Partout, des drapeaux rouges ont été mis en place pour interdire la baignade. Les îles du Similan dans la mer d'Andaman et leurs plages immaculées sont fermées jusqu'à samedi.

Y a-t-il un risque de victimes ?

La tempête ne devrait prendre personne par surprise, mais déjà deux personnes sont recensées comme des victimes de Pabuk.


Jeudi 3 janvier à Koh Samui, un ressortissant russe de 56 ans a ignoré les avertissements des autorités et est parti nager avec sa famille, malgré les drapeaux rouges interdisant la baignade. Il s'est noyé emporté par le courant, a indiqué le capitaine de police Boonnam Srinarat.


Un pêcheur de la province de Pattani, près de la frontière malaisienne, est mort ce vendredi avant l'aube après que des vagues de plusieurs mètres se sont abattues sur son bateau alors qu'il rentrait au port. Un autre membre de l'équipage est toujours porté disparu.

Quelles solutions pour les touristes ?

Les autorités locales ont annoncé la mise en place d'abris pour les plusieurs milliers de personnes qui ont décidé de rester, ou en ont été contraints. Avant même la fermeture des aéroports, de nombreux touristes n'ont pas pu trouver un vol. Bangkok Airways, qui détient un quasi-monopole sur la liaison aérienne avec l'île, a annulé tous ses vols à destination de Samui.

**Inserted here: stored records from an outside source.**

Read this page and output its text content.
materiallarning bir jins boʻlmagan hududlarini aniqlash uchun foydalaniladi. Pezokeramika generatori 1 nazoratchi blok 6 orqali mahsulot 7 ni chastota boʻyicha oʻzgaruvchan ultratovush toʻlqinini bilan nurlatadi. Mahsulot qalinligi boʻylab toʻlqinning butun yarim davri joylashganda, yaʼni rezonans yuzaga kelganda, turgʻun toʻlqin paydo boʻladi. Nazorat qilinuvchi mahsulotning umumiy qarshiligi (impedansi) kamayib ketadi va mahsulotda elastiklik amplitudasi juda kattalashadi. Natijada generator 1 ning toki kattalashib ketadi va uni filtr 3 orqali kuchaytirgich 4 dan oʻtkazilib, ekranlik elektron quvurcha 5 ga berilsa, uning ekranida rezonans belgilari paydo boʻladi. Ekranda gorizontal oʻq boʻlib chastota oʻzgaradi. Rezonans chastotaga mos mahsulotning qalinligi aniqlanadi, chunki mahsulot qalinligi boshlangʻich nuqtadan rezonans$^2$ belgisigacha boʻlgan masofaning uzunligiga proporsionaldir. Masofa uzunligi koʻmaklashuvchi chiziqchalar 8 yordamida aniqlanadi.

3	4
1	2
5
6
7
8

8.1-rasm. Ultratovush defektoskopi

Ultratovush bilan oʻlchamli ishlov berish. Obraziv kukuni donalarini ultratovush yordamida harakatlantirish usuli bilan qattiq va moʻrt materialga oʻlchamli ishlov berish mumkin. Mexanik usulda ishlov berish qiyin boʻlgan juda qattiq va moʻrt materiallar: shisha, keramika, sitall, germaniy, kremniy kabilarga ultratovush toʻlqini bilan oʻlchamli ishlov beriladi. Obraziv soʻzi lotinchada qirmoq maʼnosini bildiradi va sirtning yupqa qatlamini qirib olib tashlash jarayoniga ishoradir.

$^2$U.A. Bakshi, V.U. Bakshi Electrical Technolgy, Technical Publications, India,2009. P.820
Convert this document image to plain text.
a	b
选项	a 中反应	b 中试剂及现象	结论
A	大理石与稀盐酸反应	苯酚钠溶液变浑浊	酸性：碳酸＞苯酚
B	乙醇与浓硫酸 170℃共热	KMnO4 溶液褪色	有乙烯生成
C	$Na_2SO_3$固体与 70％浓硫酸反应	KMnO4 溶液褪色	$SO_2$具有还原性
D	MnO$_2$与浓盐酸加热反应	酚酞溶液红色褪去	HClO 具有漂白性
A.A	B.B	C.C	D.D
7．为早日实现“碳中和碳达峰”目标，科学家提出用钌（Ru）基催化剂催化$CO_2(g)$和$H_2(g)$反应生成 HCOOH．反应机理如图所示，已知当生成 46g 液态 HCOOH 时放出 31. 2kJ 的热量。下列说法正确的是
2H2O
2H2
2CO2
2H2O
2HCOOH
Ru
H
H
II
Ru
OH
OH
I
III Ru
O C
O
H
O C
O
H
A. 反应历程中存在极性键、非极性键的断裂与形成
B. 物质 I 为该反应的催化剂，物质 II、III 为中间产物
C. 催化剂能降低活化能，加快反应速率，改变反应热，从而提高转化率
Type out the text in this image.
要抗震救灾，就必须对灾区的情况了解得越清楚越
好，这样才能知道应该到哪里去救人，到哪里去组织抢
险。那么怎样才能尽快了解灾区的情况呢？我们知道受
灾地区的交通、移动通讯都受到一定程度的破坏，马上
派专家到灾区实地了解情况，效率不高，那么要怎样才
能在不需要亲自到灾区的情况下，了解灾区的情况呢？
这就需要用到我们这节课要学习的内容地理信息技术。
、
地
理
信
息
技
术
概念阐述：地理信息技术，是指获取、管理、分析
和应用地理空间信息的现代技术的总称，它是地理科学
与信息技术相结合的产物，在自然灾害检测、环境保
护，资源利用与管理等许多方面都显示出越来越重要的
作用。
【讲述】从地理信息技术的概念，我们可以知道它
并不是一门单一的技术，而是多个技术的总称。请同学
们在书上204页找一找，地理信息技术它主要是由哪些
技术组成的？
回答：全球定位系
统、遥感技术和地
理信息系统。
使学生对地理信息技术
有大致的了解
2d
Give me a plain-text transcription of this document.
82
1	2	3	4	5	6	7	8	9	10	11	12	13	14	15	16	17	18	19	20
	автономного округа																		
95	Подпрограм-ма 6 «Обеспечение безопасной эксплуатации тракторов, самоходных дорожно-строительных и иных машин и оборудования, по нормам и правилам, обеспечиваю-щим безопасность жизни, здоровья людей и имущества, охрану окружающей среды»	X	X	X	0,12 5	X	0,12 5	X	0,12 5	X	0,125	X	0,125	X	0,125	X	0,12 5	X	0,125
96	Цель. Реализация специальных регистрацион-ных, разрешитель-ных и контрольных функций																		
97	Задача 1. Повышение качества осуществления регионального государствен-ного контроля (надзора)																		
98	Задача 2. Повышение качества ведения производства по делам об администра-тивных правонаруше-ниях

Rien qu'à Koh Phangan, destination très prisée, "10.000 touristes sont toujours sur place", a déclaré à l'AFP Krikkrai Songthanee, chef du district de l'île. "J'ai parlé à certains d'entre eux la nuit dernière. Ils n'ont pas peur, ils comprennent la situation", a-t-il ajouté.


Jointe par téléphone par TF1, Madalina Garcia, touriste française à Koh Samui, raconte : "On était très inquiets quand on l'a su. On voulait repartir mais les avions étaient pleins, puisque plein de gens sont partis. Des gens qu'on connaissait ici nous ont emmené dans un hôtel, mais on ne peut plus partir de l'île. Les bateaux ont cessé de circuler hier."